O plano inicial apontava para uma resposta bem mais ampla já em 2025. No entanto, segundo noticia o jornal "Público" esta terça-feira, a nova meta surge inscrita numa proposta de lei apresentada pelo Executivo de Luís Montenegro ao Parlamento no final de abril. O objetivo passa por "contribuir para o aumento do acesso a médico de família, garantindo, através da celebração de convenções em MGF [medicina geral e familiar] e da abertura de USF-C, médico de família a mais de 60 000 utentes até 2029".

Plano de Emergência e Transformação da Saúde: do objetivo de 360 mil à nova meta

Divulgado em maio de 2024, o Plano de Emergência e Transformação da Saúde estabelecia que a entrada em funcionamento das USF-C permitiria, numa fase inicial, abranger 180 mil utentes, alargando para 360 mil após 2025.

Apesar desse desenho, a concretização dos centros de saúde geridos por entidades privadas (USF-C) mantém-se atrasada. De acordo com o semanário, existem vários concursos em curso e duas USF-C já terão sido adjudicadas, estando previsto que iniciem atividade ainda este ano.

Nove mil médicos de família

Esta terça-feira, data em que se assinala o Dia Mundial do Médico de Família, a Ordem dos Médicos informou que vai entregar ao Governo um compromisso estratégico para a medicina geral e familiar. A proposta assenta no acesso universal a médico de família, na valorização dos profissionais e numa governação clínica "verdadeiramente eficaz" que reforce a capacidade de resposta do SNS.

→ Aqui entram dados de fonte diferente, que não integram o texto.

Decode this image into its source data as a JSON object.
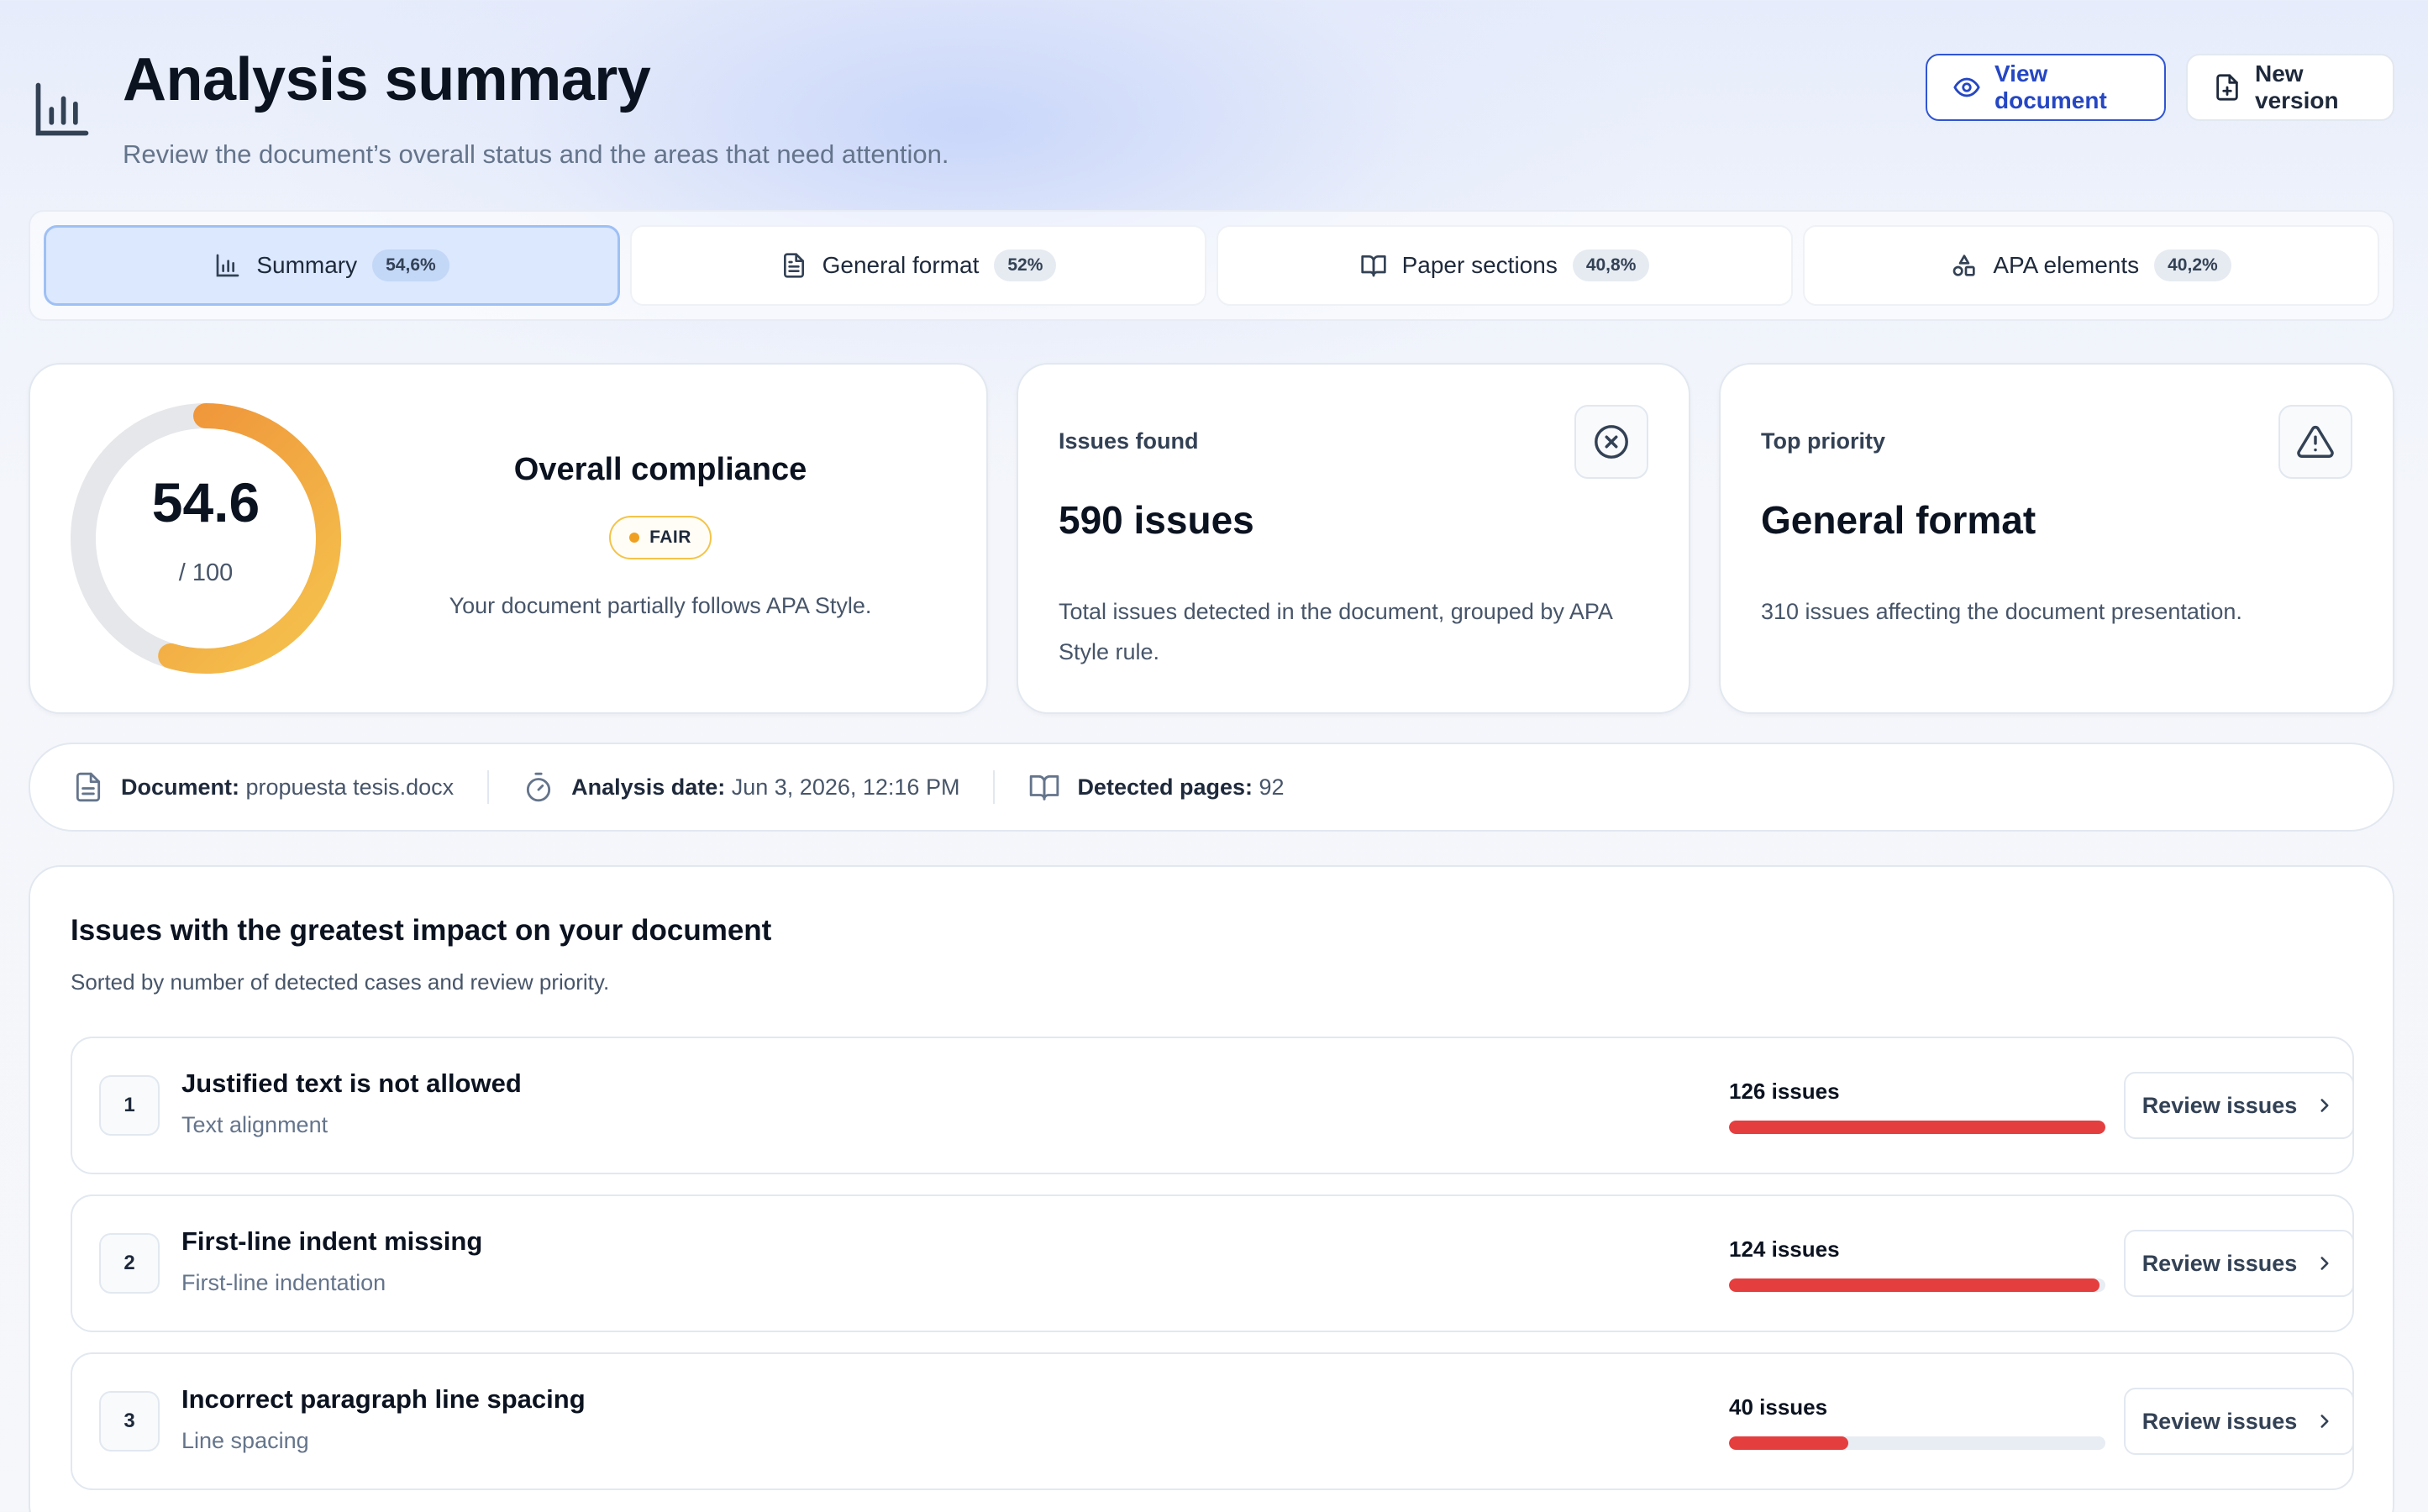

Em declarações à TSF, o bastonário Carlos Cortes explicou que o documento se organiza em três eixos, com o propósito de melhorar a capacidade de resposta. Indicou ainda que, na última década, o número de especialistas inscritos na Ordem dos Médicos aumentou de seis mil para nove mil, enquanto "no mesmo período de tempo" o número de utentes sem médico de família "passou de um milhão, em 2015, para 1,6 milhões". "Esta degradação da capacidade de resposta no SNS da medicina geral e familiar já acontece há vários anos. Identificamos muitas falhas naquela que tem sido a intervenção do Governo, mas também entendemos que é o papel da Ordem dos Médicos dar o seu contributo, dar o seu apoio, colaborar para que esta situação de grande dificuldade do SNS, nomeadamente da área da medicina geral e familiar, possa ser resolvida o mais rápido possível", considerou Carlos Cortes.